Pressed by Sen. James Inhofe (R-Okla.) on the issue of range, Selva added: “Yes, sir, on range, they clearly have the capability.”

Selva, the vice chairman of the Joint Chiefs of Staff, was testifying at his confirmation hearing to be reappointed to the role for another two-year term.

On July 4, North Korea for the first time successfully tested an ICBM.

Outside experts said the range of the missile appeared to put Alaska within reach, though they cautioned North Korea was still a ways off of being able to reliably strike the U.S. mainland, as well as shrinking a nuclear warhead to mount on a missile.

In response to Selva’s statement that North Korea doesn’t yet have guidance and control technology for the ICBM, Inhofe said they are “not too far behind.”

Selva agreed.


“Yes, sir, we’ll have to watch very carefully with the [intelligence community] the developments on those particular capabilities,” Selva said.

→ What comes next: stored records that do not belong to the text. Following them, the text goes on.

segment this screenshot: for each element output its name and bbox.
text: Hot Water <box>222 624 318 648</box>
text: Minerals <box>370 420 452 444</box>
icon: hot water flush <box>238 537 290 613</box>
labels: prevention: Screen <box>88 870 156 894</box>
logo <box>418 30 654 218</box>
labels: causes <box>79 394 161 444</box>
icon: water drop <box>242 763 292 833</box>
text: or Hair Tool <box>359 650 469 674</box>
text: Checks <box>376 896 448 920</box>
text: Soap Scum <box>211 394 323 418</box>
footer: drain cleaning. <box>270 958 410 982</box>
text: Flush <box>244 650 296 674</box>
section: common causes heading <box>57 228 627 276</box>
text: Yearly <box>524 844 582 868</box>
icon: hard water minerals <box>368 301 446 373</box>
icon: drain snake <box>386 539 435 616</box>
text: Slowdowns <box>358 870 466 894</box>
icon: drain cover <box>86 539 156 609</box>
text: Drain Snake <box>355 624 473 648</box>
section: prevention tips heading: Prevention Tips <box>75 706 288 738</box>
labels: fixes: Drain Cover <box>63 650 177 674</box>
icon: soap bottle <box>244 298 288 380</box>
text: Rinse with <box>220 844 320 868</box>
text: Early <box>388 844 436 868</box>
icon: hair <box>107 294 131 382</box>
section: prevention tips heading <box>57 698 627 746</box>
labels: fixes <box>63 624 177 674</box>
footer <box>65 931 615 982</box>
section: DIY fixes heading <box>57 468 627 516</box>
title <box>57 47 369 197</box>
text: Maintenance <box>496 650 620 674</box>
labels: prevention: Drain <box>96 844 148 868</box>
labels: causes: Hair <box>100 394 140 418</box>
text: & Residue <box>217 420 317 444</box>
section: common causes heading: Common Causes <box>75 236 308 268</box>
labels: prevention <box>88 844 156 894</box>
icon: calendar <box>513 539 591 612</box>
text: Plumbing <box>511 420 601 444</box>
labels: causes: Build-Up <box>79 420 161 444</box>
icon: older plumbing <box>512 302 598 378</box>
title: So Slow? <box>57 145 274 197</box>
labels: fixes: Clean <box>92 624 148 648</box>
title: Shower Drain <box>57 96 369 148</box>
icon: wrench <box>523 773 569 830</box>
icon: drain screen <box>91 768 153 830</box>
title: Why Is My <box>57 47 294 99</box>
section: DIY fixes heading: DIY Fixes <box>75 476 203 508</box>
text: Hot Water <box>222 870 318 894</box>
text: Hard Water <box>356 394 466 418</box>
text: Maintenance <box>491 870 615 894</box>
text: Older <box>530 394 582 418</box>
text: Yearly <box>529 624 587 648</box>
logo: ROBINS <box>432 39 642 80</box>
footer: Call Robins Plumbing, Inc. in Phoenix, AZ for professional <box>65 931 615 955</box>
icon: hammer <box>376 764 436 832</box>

Selva also said he is “reasonably confident” in the intelligence community’s ability to keep track of North Korea’s testing, but not deployment. 

“I’m reasonably confident in the ability of our intelligence community to monitor the testing, but not the deployment of these missile systems,” he said.

“Kim Jong Un and his forces are very good at camouflage and concealment and deception. We have a series of programs that I’d be happy to talk about in a classified setting that talk to the ability of our intelligence community, both military and civilian, to monitor those activities.”